第33話 幸せすぎて怖い
まあ、そんなこんなでおしゃべり再開。コーヒー(モドキ)を飲みつつクッキーやら貝を焼いたのを食いながらの優雅な休息時間である。
あん? 商人のあんちゃんなら納得いかない顔で帰っていったよ。ほんと、まだまだ修行不足だな。
「そー言やぁ、あの商船、海竜にやられたって聞いたが、村の船には被害は出てんのか?」
海竜 ってもいろんな種類がいるが、この海域に生息する海竜は、〇メラのような亀タイプで、基本外洋で小魚を食っている。
まあ、小魚の回游に因っては岸近くまでくることもあるが、船を襲ったりするような気性ではない。どちらかと言えば臆病で、船には近寄ってはこない。
「いや、うちの船には被害はないな」
「だよな。出てりゃあ、大騒ぎだ」
他の大型の魚も船なんて襲ったりはしないし、いるとも聞いたことがねぇしな。
「そーいやぁ、わしらが子どもの頃、商船が沈没して残骸やら人が流れてきたのがなかったか?」
「あーあーあったね、そんなこと」
「確か、あのときもこんな時期だったね」
「そー言やぁあんときも大漁で海神様のお恵みだとかなんとか大人たちが騒いでおったわい」
ちなみにコレ、村長な。暇なのとか聞いたらダメだからね。
「海神様、ね。ほんとにいんのか?」
まあ、ファンタジーな世界である。いても不思議ではないし、転生する前に神(?)に会っている(正確には感じただが)。しかも、この海にはいろんな人魚族や魚人族が暮らしている。なにがいても否定できないのが現世である。
「そりゃおるともさ」
あっさり肯定する村長殿。マジか!?
「まぁ、わしも見たことはないが、わしのじい様は見たと言ってたし、人魚族では信仰されておる」
「……それは知らなんだ……」
人魚族とは四年前ぐらいから交流してるが、そんな話一度も出なかったぞ。
「わしのじい様も見たと言ってたな。なんでも海神様の通り道があるとかで、運が良ければ岬からも背鰭が見えたとか」
背鰭って、魚かよ? ポセイドンみたいなおっちゃんの姿した巨人じゃねーのかよ。なんかがっかりだよ……。
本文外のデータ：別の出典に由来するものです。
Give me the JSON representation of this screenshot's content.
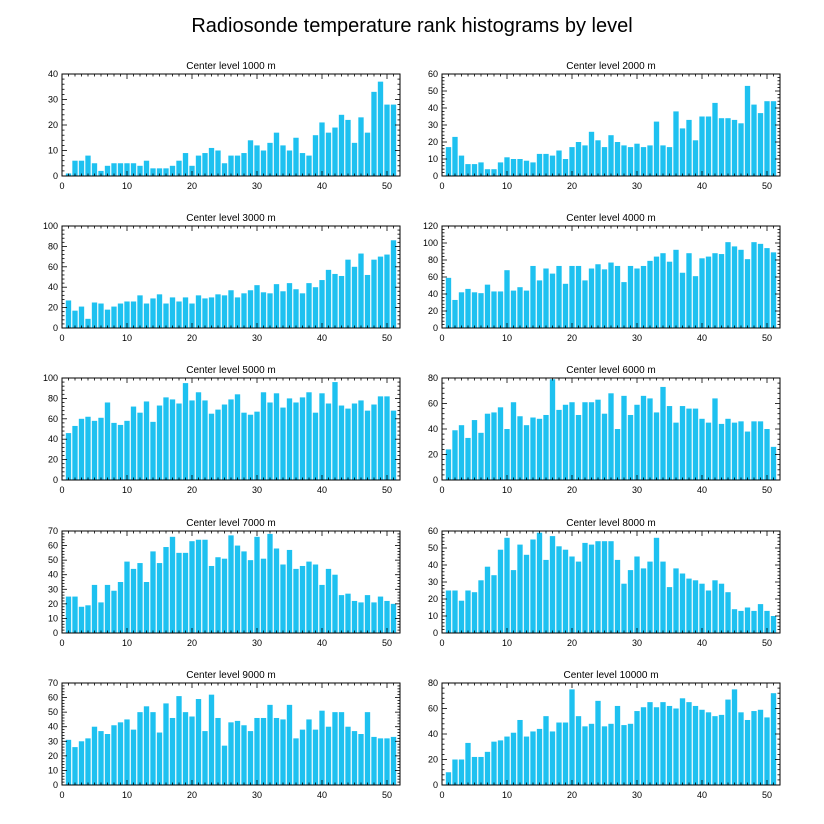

「ま、まあ、姿はともかく、あの商船も海神様の通り道でぶつけられた口だな」
昔の商船の残骸が流れ着いたってことは軽く十倍はあるんだろう。でなけりゃ船を粉々にできるわけがねぇもの。
「しかし、丈夫な船だね。海神様がぶつかって沈まないんだから」
「たぶん、あの船は魔道船だな」
「魔道船? なんじゃいそれは?」
「オレも詳しくは知らんが、魔力で動かす船を魔道船って言うんだよ。あの図体で帆がやけに少ないだろう。風の魔石で船体を浮かして風を生んで走らせる。まあ、あれだけの図体となると並みの魔石じゃねーな。風竜の魔石を使ってんじゃねーかな?」
魔物には魔石があり、それを加工(魔術的に)して魔道具を作る技術は五百年前からある。魔道船も百年の歴史(普及しているかは別だが)がある。
飛空船も魔石は使っているが、軽くするために浮遊石を使用している。ちなみに飛空船は三百年前からあるそーな。
ファンタジーでアンバランスなこの世界。変なところで前世より飛び抜けた技術を持ってんだよ。
「風竜ね~。あ、そー言やぁ、渡り竜がきたな。いつもくるやつか?」
「ああ。南国はこれから夏だからな」
ラーシュの手紙では、どうやら亜熱帯地方の国らしいよ。
「南の国か。一度はいって見たいもんじゃな」
「わたしはもう一度バナナを食べたいわ~」
「おれは、パオを食いてなぁ~」
「わかったよ。次くるとき持って来てやるよ」
「やったー!」
「悪いな、催促したみたいで」
「構わんよ。どうせうちだけじゃ食い切れんしな」
食が充実した我が家では、南国の果物だろうが海の珍味だろうが、一つの素材でしかない。だから季節もの感覚で一年に一回食べたら満足なのだ。
「相変わらず気前がイイな、ベーは」
「なに、幸せのお裾分けはさらなる幸せを呼び込むからな、気にすんな」
余りにも幸せすぎて怖いくらいの今世だぜ。